Marvin Rainwater singles chronology
| "What Am I Supposed to Do" (1956) | "Gonna Find Me a Bluebird" (1957) | "My Brand of Blues" (1957) |

= Gonna Find Me a Bluebird =

"Gonna Find Me a Bluebird" is a song written and performed by Marvin Rainwater. It reached number three on the U.S. country chart and number 18 on the U.S. pop chart in 1957. The song was featured on his 1957 album, Songs by Marvin Rainwater. It was his first million-seller single.

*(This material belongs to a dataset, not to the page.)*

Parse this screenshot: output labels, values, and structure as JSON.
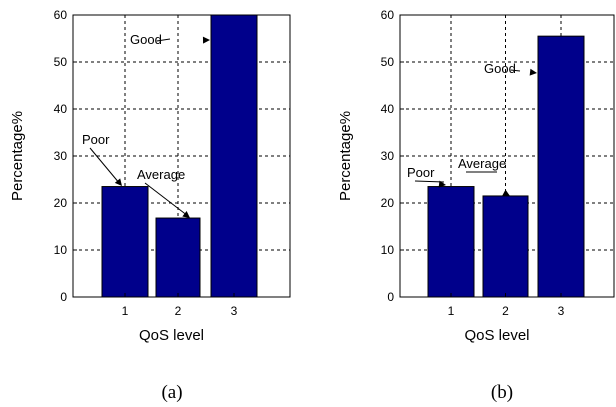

==Other charting versions==
- Eddy Arnold released a version of the song as a single in 1957 which reached #12 on the U.S. country chart and #51 on the U.S. pop chart.

==Other versions==
- Petula Clark released a version of the song as the B-side to her 1957 single "With All My Heart".
- Russ Hamilton released a version of the song as a single in 1960, but it did not chart.
- Brenda Lee released a version of the song as the B-side to her 1961 single "If You Love Me". It was featured on her 1962 album Brenda, That's All.
- Billy Walker released a version of the song on his 1961 album Everybody's Hits But Mine.
- Porter Wagoner and Skeeter Davis released a version of the song on their 1963 EP Western Jubilee III.
- Reg Lindsay released a version of the song on his 1967 EP Gonna Find Me a Bluebird.
- Hank Snow released a version of the song on his 1965 album Hank Snow Sings Your Favorite Country Hits.
- Pat Boone released a version of the song as a single in 1968, but it did not chart.
- Webb Pierce released a version of the song on his 1968 album Fool, Fool, Fool.
- Steve Young released a version of the song on his 1969 album Rock Salt & Nails.
- Kitty Wells released a version of the song as the B-side to her 1970 single "I Don't See What I Saw".
- Danny Davis & The Nashville Brass released a version of the song on their 1974 album Latest and Greatest.
- Frank Ifield released a version of the song on his 1991 album The Best of Frank Ifield.
- Slim Whitman released a version of the song on his 1992 album Golden Country Hits.